Payments to shareholders, usually every quarter, is what an owner of shares in a company such as Exxon would expect to receive for holding on to their stocks. These payments are also known as dividends. There are probably tens of thousands of retirees in the Western World that depend on Exxon to supplement their income with the dividends they provide. In 2020, Exxon paid out US$3.48 in dividends for every one of its more than 4 billion shares for a total payout of US$14.9 billion. However, Exxon reported a loss of US$5.25 per share or a total loss of US$22.4 billion. Hence, a company that had a loss of US$22.4 billion and then had to find an additional US$14.9 billion to pay shareholders in 2020 would be strapped for cash and cannot afford to be generous. Thus, it would seem illogical for Esso to increase Guyana’s royalty by 36% in 2020.Without detailed oil production reports, we lack the data to decipher why the anomalies between what the Stabroek Oil Block contract states and what is shown on the financial statements of the oil companies.

The EITI Standard encourages companies buying oil, gas and minerals from the government or government entities to disclose the volumes received and payments made for the purchase of oil, gas and minerals. To ensure standardisation, the EITI has developed reporting guidelines and model templates for companies to use when publishing their disclosures. To date, several EITI supporting companies including Glencore, Gunvor, Equinor and Total have adopted the guidelines. ExxonMobil – an EITI supporting company –could consider adopting the guidelines into its reporting framework to provide information relevant to stakeholders in Guyana.

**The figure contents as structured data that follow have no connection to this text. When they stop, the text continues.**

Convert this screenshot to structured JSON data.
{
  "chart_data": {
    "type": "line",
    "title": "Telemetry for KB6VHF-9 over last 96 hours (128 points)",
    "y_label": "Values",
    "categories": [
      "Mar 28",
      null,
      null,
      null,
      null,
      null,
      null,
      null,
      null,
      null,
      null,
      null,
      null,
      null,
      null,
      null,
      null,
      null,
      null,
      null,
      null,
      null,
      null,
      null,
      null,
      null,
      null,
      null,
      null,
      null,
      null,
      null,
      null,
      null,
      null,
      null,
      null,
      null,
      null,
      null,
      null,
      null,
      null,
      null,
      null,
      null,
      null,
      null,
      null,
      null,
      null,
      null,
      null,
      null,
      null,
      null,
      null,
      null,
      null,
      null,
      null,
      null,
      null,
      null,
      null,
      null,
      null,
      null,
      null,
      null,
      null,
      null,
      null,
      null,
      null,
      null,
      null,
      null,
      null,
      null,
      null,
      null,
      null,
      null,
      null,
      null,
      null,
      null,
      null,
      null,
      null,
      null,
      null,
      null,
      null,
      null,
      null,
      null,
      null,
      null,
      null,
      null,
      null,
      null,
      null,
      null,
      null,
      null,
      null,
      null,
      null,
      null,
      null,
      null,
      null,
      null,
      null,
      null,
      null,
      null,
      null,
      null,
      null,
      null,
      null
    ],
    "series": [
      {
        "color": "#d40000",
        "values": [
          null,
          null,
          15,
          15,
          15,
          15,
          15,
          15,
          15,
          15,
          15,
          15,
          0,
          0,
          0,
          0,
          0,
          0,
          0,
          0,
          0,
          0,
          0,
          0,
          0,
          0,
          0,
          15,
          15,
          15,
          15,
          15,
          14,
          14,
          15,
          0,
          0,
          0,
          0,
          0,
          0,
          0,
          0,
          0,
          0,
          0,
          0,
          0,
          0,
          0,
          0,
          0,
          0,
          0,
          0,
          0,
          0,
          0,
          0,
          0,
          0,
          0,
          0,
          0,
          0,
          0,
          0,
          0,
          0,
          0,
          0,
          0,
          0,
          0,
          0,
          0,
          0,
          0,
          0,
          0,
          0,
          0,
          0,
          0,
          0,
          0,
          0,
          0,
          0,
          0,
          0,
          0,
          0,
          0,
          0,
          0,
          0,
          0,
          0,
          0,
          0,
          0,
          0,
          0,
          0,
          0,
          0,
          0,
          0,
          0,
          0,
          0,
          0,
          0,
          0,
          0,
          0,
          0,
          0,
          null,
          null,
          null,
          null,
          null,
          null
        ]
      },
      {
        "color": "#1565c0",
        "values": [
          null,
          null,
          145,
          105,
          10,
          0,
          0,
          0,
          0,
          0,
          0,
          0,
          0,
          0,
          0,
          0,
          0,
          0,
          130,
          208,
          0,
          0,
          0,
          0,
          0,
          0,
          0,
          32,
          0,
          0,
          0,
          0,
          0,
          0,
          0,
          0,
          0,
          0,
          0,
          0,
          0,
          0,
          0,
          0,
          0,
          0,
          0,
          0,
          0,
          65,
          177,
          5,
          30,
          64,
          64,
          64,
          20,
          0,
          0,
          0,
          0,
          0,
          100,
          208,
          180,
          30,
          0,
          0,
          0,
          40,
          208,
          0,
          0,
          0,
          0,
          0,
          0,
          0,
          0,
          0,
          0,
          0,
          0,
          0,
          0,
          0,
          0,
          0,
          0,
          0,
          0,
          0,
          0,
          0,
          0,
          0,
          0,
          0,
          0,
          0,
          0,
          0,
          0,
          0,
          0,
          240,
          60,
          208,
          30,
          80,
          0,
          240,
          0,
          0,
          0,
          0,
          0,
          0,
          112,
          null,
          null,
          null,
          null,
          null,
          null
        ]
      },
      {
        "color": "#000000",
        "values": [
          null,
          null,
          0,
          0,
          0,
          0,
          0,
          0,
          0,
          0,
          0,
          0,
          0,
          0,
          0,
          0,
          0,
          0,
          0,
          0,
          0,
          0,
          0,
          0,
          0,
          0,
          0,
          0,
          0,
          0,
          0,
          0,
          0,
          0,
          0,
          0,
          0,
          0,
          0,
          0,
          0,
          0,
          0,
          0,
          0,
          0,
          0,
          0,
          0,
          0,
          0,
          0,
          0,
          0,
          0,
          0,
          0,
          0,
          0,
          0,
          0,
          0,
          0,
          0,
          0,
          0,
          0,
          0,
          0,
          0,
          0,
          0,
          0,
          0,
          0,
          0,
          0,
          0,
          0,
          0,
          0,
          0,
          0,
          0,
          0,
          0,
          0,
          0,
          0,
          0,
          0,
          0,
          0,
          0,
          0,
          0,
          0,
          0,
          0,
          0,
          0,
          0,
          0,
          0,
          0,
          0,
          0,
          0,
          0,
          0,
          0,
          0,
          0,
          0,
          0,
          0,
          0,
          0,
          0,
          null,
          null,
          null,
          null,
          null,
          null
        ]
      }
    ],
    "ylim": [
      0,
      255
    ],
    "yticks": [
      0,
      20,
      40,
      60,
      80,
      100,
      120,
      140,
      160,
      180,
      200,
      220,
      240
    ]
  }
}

TotalEnergies, one of the 7 supermajor oil companies which includes Exxon, discloses detailed oil information on a per country basis.  On TotalEnergies website link, one can find its most recent disclosure for 2020. Starting on page 445 of its report, there is a detailed breakdown on a per country basis of payments including taxes, royalties, license bonus, among other figures. There are entries for Guyana in Total’s report, which shows that in 2020 it paid Guyana about US$164,000 in license fees. That figure is broken down where it shows that in 2020, about US$102,000 was paid in license fees to the Guyana Geology and Mines Commission for the controversial Canje block.

One cannot find similar information on Guyana from publicly accessible links from the Exxon, Hess and CNOOC websites and most likely they don’t exist. The oil companies operating in the Stabroek Block may argue from an accounting perspective that the figures are not material, thus no need to disclose. But Total’s report fosters transparency that is why it releases detailed information irrespective of how small the numbers are with respect to its overall operation.

It is highly unlikely Exxon, given the US$22.4 billions of losses it incurred in 2020, would have given Guyana a 36% increase in royalties. Hence, we request that with regard to the EITI guidelines that Exxon, Hess and CNOOC all release timely Guyana oil related data to foster transparency and help the Guyanese people decipher if they are being paid fairly by the oil companies as per the Stabroek Oil Block contract.